Professor adds flavor to classes through dietetics skills

WKU professor Julie Lee assists Brazil freshman Bruno De Sousa (left) and Louisville sophomore Bruce Hunt (right) in her food science class on Tuesday, Feb. 18. Lee has been teaching at WKU for eight years and previously worked as a chef. “I’ve always wanted to teach and I’ve always wanted to be a chef,” Lee said. “I can’t believe I have been here so long, I have never worked anywhere this long before.” (Dorothy Edwards / Herald)

Anna Roederer

Along with her collection of eight hundred cookbooks, one professor is adding flavor to WKU with her years of experience in the field of nutrition and dietetics. 

Known to her students as “Chef Lee,” Julie Lee worked as a dietician and diabetes educator and was an executive chef at a large hospital in Cincinnati, Ohio prior to coming to WKU to teach food and nutrition courses. 

“I loved the pastries,” Lee said. “I loved working in kitchens, but I also love being an educator.”

Lee was a single mom with a 2 year old working 80 hours a week while running the hospital kitchen before she came to WKU in 2006. She said that she always wanted to get work experience before teaching. 

“You have to have seen what not to do. You very rarely see what to do. That’s what the textbooks are for,” Lee said. 

Richard Patterson, associate dean of Facilities and Management, was on the hiring committee for Lee and was impressed with her credentials.

“She’s a great person to work with,” Patterson said. “She knows more about food than most people I know.”

Lee has taught in both the hospitality and dietetics sides of the major and wants her students to draw on the background knowledge they have learned in her class to think on their feet when they are working.

Hopkinsville senior Ernest Simmons said that Lee’s classes have helped prepare him for a job.

“She relates everything we talk about in class to everyday life so that it is all not just textbooks but is related to what is actually going on in restaurant management today,” Simmons said.

Lee said that she tells her students to “logic through it” because she believes it to be the most important thing to do.  Simmons has experienced this firsthand while studying under Lee.

“She [Lee] would really have us think for ourselves and work our way through some problems we may have,” Simmons said. 

Patterson said that he has “somewhat stolen” Lee from the dietetics program, and she is primarily now in the hotel, restaurant, tourism management concentration because of her skills.

“In order to be a dietician, you have to know food and you have to know management,” Patterson said.

Lee started working in restaurants when she was 14. Originally, she studied pre-med, but Lee dropped out of college her freshman year and worked as a chef for several years before going back to school to study nutrition and dietetics in Cincinnati. She then completed her associate’s degree in culinary arts in Denver. 

Lee worked full time as a pastry chef while she was a full time student. The long hours she put in to get through school came at a cost. She graduated with not only a degree but also with diabetes — leading her to specializing in Diabetes Education.

“Diabetes is just my passion,” Lee said.

“I don’t think enough people understand it. A lot of people think it is a death sentence, and it doesn’t have to be.”

Lee said her diabetes was triggered by only getting four to five hours of sleep every night while completing her degree and that people don’t realize how significant sleep deprivation is. 

“I’m very against cramming for tests,” Lee said. “You stay up all night studying…that is just like taking a test after drinking one or two beers.” 

“The variety that she gives us is just different than what I have experienced in previous classes.” 

Lee keeps herself busy. While teaching full time at WKU, she is also working on a doctorate and working part time at the hospital.

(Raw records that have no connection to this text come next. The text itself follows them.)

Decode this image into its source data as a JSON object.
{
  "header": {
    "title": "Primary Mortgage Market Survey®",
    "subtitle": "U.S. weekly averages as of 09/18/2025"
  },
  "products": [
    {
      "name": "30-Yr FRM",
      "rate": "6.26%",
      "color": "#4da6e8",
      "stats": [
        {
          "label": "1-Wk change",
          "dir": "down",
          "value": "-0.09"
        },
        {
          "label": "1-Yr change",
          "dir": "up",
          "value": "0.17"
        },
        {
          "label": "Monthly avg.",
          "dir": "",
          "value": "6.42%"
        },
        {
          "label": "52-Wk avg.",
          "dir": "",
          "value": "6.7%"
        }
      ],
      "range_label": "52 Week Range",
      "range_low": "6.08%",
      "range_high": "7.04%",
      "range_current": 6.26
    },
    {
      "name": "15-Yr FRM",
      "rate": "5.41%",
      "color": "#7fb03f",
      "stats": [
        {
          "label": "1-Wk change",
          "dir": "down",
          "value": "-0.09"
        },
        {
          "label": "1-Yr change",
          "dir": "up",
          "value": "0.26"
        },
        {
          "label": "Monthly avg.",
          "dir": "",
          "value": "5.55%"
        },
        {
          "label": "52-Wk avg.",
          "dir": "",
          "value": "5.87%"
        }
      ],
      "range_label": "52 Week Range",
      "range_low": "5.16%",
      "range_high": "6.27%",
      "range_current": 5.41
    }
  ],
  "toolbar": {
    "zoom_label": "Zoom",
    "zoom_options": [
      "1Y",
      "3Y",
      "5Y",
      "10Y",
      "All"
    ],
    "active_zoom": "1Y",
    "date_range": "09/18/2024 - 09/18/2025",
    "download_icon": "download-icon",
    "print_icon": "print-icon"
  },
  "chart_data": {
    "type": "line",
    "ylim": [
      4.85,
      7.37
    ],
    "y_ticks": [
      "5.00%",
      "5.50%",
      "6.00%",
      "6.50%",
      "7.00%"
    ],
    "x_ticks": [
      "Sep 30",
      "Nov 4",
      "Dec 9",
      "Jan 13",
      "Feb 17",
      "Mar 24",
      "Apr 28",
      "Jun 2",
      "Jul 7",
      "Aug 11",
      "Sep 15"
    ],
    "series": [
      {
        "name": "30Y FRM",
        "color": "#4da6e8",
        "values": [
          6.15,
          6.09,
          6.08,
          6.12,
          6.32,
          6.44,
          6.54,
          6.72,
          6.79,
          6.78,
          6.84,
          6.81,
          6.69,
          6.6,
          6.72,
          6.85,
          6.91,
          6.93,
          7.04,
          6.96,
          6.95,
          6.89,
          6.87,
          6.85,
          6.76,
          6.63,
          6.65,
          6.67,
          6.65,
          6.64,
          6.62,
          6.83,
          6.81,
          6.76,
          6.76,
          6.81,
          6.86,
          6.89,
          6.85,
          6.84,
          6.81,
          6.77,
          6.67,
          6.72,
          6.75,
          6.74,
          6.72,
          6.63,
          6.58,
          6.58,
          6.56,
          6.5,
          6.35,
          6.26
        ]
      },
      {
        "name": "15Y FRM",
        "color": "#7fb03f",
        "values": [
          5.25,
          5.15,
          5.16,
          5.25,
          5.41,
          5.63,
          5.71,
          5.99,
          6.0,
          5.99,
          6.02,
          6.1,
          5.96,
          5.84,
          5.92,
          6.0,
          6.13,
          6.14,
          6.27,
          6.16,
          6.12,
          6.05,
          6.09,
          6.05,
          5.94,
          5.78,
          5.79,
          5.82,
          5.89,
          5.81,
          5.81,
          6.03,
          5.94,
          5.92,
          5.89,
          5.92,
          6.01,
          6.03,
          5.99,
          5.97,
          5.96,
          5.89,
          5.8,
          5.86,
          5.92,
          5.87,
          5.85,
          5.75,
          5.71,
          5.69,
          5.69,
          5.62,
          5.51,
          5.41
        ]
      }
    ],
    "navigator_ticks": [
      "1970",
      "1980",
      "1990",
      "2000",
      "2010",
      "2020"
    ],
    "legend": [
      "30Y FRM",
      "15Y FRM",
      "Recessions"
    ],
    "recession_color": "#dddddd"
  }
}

“I like to broaden people’s palettes and experiences,” Lee said. 

Lee’s passion is diabetes education as well as international cuisine. She teaches an international cuisine class during the summer that fulfills a general education world cultures requirement.

She compiled 455 recipes for the five week course, requiring the students to cook two recipes three days a week in the class.

Lee said that she pesters her friends from other countries for recipes and that she gathers recipes from international students as well.

Simmons said his favorite part of being in Lee’s classes is her diverse background.

“She can give us a story about anything and how she has traveled and worked in different restaurants and different situations and hospitals,” Simmons said.